YİRMİ ÜÇÜNCÜ DEVA
Ey kimsesiz, garib, bîçare hasta! Hastalığınla beraber kimsesizlik ve gurbet, sana karşı en katı kalpleri rikkate getirirse ve nazar-ı şefkati celbederse; acaba Kur’an’ın bütün surelerinin başlarında kendini Rahmanu’r-Rahîm sıfatıyla bize takdim eden ve bir lem’a-i şefkatiyle umum yavrulara karşı umum valideleri, o hârika şefkatiyle terbiye ettiren ve her baharda bir cilve-i rahmetiyle zemin yüzünü nimetlerle dolduran ve ebedî bir hayattaki cennet, bütün mehasiniyle bir cilve-i rahmeti olan senin Hâlık-ı Rahîm’ine iman ile intisabın ve onu tanıyıp hastalığın lisan-ı acziyle niyazın, elbette senin bu gurbetteki kimsesizlik hastalığın, her şeye bedel onun nazar-ı rahmetini sana celbeder. Madem o var, sana bakar, sana her şey var. Asıl gurbette, kimsesizlikte kalan odur ki iman ve teslimiyetle ona intisap etmesin veya intisabına ehemmiyet vermesin.
دَوَاءٌ
Meali: “Bu kitap her derde dermandır.”
Tevafukat-ı latîfedendir ki Re’fet Bey’in birinci tesvidden gayet süratle yazdığı nüsha ile beraber, Hüsrev’in yazdığı diğer bir nüshada, ihtiyarsız hiç düşünmeden satır başlarında gelen elifleri saydık; aynen bu
وَهُوَ لِكُلِّ دَاءٍ دَوَاءٌ
cümlesine tevafuk ediyor.
(Hâşiye-1) Sonradan yazılan ihtarın iki elifi bu hesaba dâhil olamayacağı için dâhil edilmemiştir.

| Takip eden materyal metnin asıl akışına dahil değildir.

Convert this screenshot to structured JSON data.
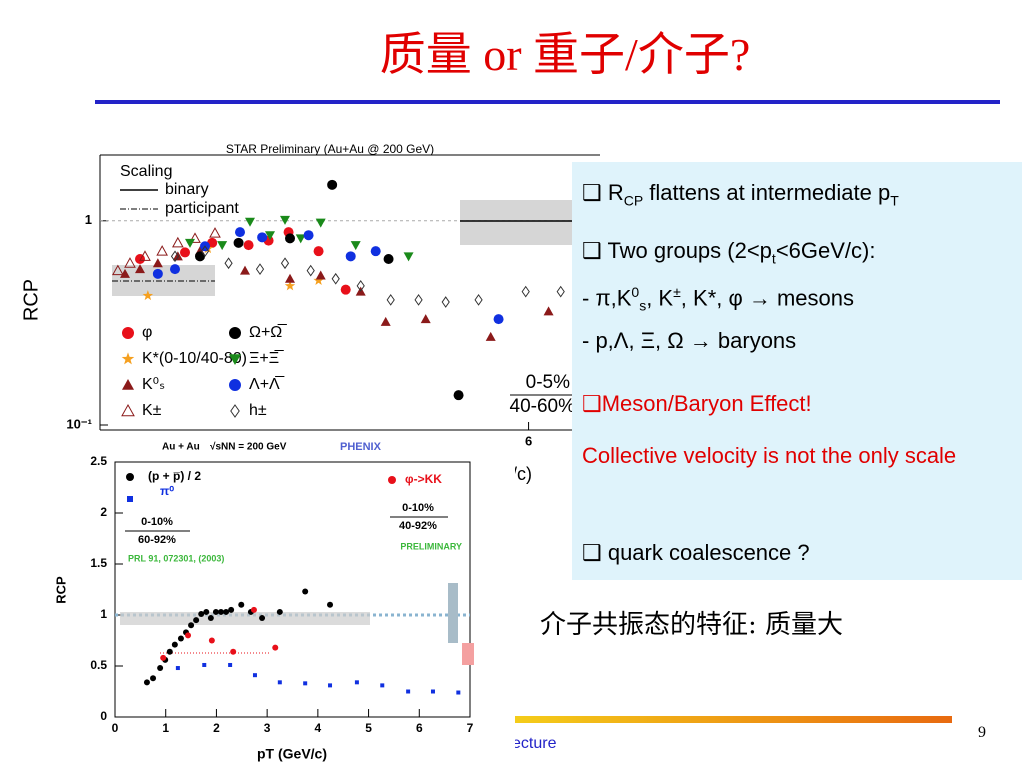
{
  "slide": {
    "title": "质量 or 重子/介子?",
    "page_number": "9",
    "footer": "ecture",
    "note": "介子共振态的特征: 质量大"
  },
  "textbox": {
    "lines": [
      [
        "❑ R",
        "CP",
        " flattens at intermediate p",
        "T"
      ],
      [
        "❑ Two groups (2<p",
        "t",
        "<6GeV/c):"
      ],
      [
        " - π,K",
        "0",
        "s",
        ", K",
        "±",
        ", K*, φ  → mesons"
      ],
      [
        " - p,Λ, Ξ, Ω  → baryons"
      ],
      [
        "❑Meson/Baryon Effect!"
      ],
      [
        "Collective velocity is not the only scale"
      ],
      [
        "❑ quark coalescence ?"
      ]
    ]
  },
  "chart_data": [
    {
      "type": "scatter",
      "title": "STAR Preliminary (Au+Au @ 200 GeV)",
      "ylabel": "RCP",
      "xlabel": "pT (GeV/c)",
      "yscale": "log",
      "xlim": [
        0,
        7
      ],
      "ylim": [
        0.1,
        2.1
      ],
      "yticks": [
        {
          "value": 0.1,
          "label": "10⁻¹"
        },
        1
      ],
      "xticks": [
        6
      ],
      "hline": 1,
      "scaling_legend": {
        "title": "Scaling",
        "entries": [
          "binary",
          "participant"
        ]
      },
      "centrality": [
        "0-5%",
        "40-60%"
      ],
      "series": [
        {
          "name": "φ",
          "color": "#e8101a",
          "marker": "circle",
          "x": [
            0.56,
            1.19,
            1.57,
            2.08,
            2.36,
            2.64,
            3.06,
            3.44
          ],
          "values": [
            0.65,
            0.7,
            0.78,
            0.76,
            0.8,
            0.88,
            0.71,
            0.46
          ]
        },
        {
          "name": "K*(0-10/40-80)",
          "color": "#f5a020",
          "marker": "star",
          "x": [
            0.67,
            1.51,
            2.66,
            3.06
          ],
          "values": [
            0.43,
            0.73,
            0.48,
            0.51
          ]
        },
        {
          "name": "K⁰ₛ",
          "color": "#8b1a1a",
          "marker": "triangle",
          "x": [
            0.35,
            0.56,
            0.81,
            1.09,
            1.4,
            2.03,
            2.66,
            3.09,
            3.65,
            4.0,
            4.56,
            5.47,
            6.28
          ],
          "values": [
            0.55,
            0.58,
            0.62,
            0.67,
            0.71,
            0.57,
            0.52,
            0.54,
            0.45,
            0.32,
            0.33,
            0.27,
            0.36
          ]
        },
        {
          "name": "K±",
          "color": "#8b1a1a",
          "marker": "triangle-open",
          "x": [
            0.25,
            0.42,
            0.63,
            0.87,
            1.09,
            1.33,
            1.61
          ],
          "values": [
            0.57,
            0.62,
            0.67,
            0.71,
            0.78,
            0.82,
            0.87
          ]
        },
        {
          "name": "Ω+Ω̅",
          "color": "#000000",
          "marker": "circle",
          "x": [
            1.4,
            1.94,
            2.66,
            3.25,
            4.04,
            5.02
          ],
          "values": [
            0.67,
            0.78,
            0.82,
            1.5,
            0.65,
            0.14
          ]
        },
        {
          "name": "Ξ+Ξ̅",
          "color": "#1a8a1a",
          "marker": "triangle-down",
          "x": [
            1.26,
            1.71,
            2.1,
            2.38,
            2.59,
            2.81,
            3.09,
            3.58,
            4.32
          ],
          "values": [
            0.78,
            0.76,
            0.99,
            0.85,
            1.01,
            0.82,
            0.98,
            0.76,
            0.67
          ]
        },
        {
          "name": "Λ+Λ̅",
          "color": "#1030e0",
          "marker": "circle",
          "x": [
            0.81,
            1.05,
            1.47,
            1.96,
            2.27,
            2.92,
            3.51,
            3.86,
            5.58
          ],
          "values": [
            0.55,
            0.58,
            0.75,
            0.88,
            0.83,
            0.85,
            0.67,
            0.71,
            0.33
          ]
        },
        {
          "name": "h±",
          "color": "#333333",
          "marker": "diamond-open",
          "x": [
            1.05,
            1.47,
            1.8,
            2.24,
            2.59,
            2.95,
            3.3,
            3.65,
            4.07,
            4.46,
            4.84,
            5.3,
            5.96,
            6.45
          ],
          "values": [
            0.67,
            0.71,
            0.62,
            0.58,
            0.62,
            0.57,
            0.52,
            0.48,
            0.41,
            0.41,
            0.4,
            0.41,
            0.45,
            0.45
          ]
        }
      ]
    },
    {
      "type": "scatter",
      "title": "Au + Au",
      "subtitle": "√sNN = 200 GeV",
      "experiment": "PHENIX",
      "ylabel": "RCP",
      "xlabel": "pT (GeV/c)",
      "xlim": [
        0,
        7
      ],
      "ylim": [
        0,
        2.5
      ],
      "xticks": [
        0,
        1,
        2,
        3,
        4,
        5,
        6,
        7
      ],
      "yticks": [
        0,
        0.5,
        1,
        1.5,
        2,
        2.5
      ],
      "hline": 1,
      "centrality": [
        [
          "0-10%",
          "60-92%"
        ],
        [
          "0-10%",
          "40-92%"
        ]
      ],
      "reference": "PRL 91, 072301, (2003)",
      "status": "PRELIMINARY",
      "series": [
        {
          "name": "(p + p̅) / 2",
          "color": "#000000",
          "marker": "circle",
          "x": [
            0.63,
            0.75,
            0.89,
            0.99,
            1.08,
            1.18,
            1.3,
            1.4,
            1.5,
            1.6,
            1.7,
            1.8,
            1.89,
            1.99,
            2.09,
            2.19,
            2.29,
            2.49,
            2.68,
            2.9,
            3.25,
            3.75,
            4.24
          ],
          "values": [
            0.34,
            0.38,
            0.48,
            0.56,
            0.64,
            0.71,
            0.77,
            0.83,
            0.9,
            0.95,
            1.01,
            1.03,
            0.97,
            1.03,
            1.03,
            1.03,
            1.05,
            1.1,
            1.03,
            0.97,
            1.03,
            1.23,
            1.1
          ]
        },
        {
          "name": "π⁰",
          "color": "#1030e0",
          "marker": "square",
          "x": [
            1.24,
            1.76,
            2.27,
            2.76,
            3.25,
            3.75,
            4.24,
            4.77,
            5.27,
            5.78,
            6.27,
            6.77
          ],
          "values": [
            0.48,
            0.51,
            0.51,
            0.41,
            0.34,
            0.33,
            0.31,
            0.34,
            0.31,
            0.25,
            0.25,
            0.24
          ]
        },
        {
          "name": "φ->KK",
          "color": "#e8101a",
          "marker": "circle",
          "x": [
            0.95,
            1.44,
            1.91,
            2.33,
            2.74,
            3.16
          ],
          "values": [
            0.58,
            0.8,
            0.75,
            0.64,
            1.05,
            0.68
          ]
        }
      ]
    }
  ]
}
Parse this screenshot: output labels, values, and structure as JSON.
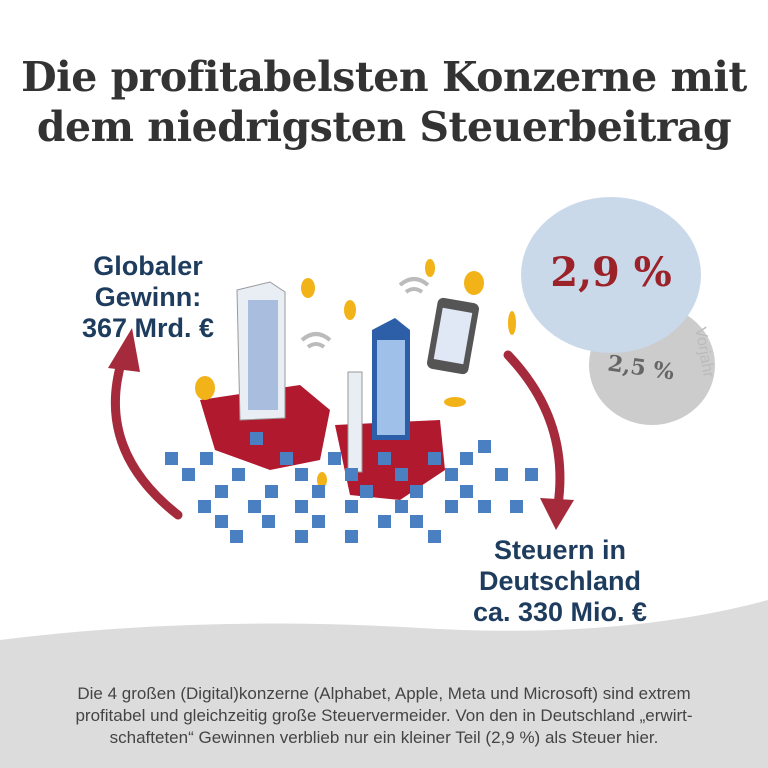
{
  "title": {
    "line1": "Die profitabelsten Konzerne mit",
    "line2": "dem niedrigsten Steuerbeitrag"
  },
  "gewinn": {
    "line1": "Globaler",
    "line2": "Gewinn:",
    "line3": "367 Mrd. €"
  },
  "steuern": {
    "line1": "Steuern in",
    "line2": "Deutschland",
    "line3": "ca. 330 Mio. €"
  },
  "rate": {
    "current": "2,9 %",
    "previous": "2,5 %",
    "previous_label": "Vorjahr"
  },
  "footer": {
    "line1": "Die 4 großen (Digital)konzerne (Alphabet, Apple, Meta und Microsoft) sind extrem",
    "line2": "profitabel und gleichzeitig große Steuervermeider. Von den in Deutschland „erwirt-",
    "line3": "schafteten“ Gewinnen verblieb nur ein kleiner Teil (2,9 %) als Steuer hier."
  },
  "colors": {
    "title": "#333333",
    "label": "#1d3c5e",
    "arrow": "#a52a3c",
    "current_circle": "#c9d9ea",
    "previous_circle": "#cccccc",
    "footer_bg": "#dcdcdc",
    "pixel": "#4a7fc1",
    "coin": "#f2b319"
  }
}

Hem bu risalenin müellifinin Said ismine, bir tek fark ile yine tevafuk ediyor.
(Hâşiye-2) Madem Keramet-i Aleviye’de ve Gavsiye’de, Said’in âhirinde nida için vaz’edilmiş bir elif var (Saidâ) olmuş belki fazla olan bu elif, o elife bakıyor.
Re’fet, Hüsrev
Yalnız risalenin unvanına ait yazıdaki bir elif hesaba dâhil edilmemiştir.
Cây-ı hayrettir ki Süleyman Rüşdü’nün yazdığı nüsha, hiç elif hatıra gelmeden ve düşünmeden, yüz on dört elif, yüz on dört şifa-yı kudsiyeyi tazammun eden yüz on dört suver-i Kur’aniyenin adedine tevafukla beraber
وَهُوَ لِكُلِّ دَاءٍ دَوَاءٌ
şeddeli lâm bir sayılmak cihetiyle yüz on dört harfine tam tamına tevafuk ediyor.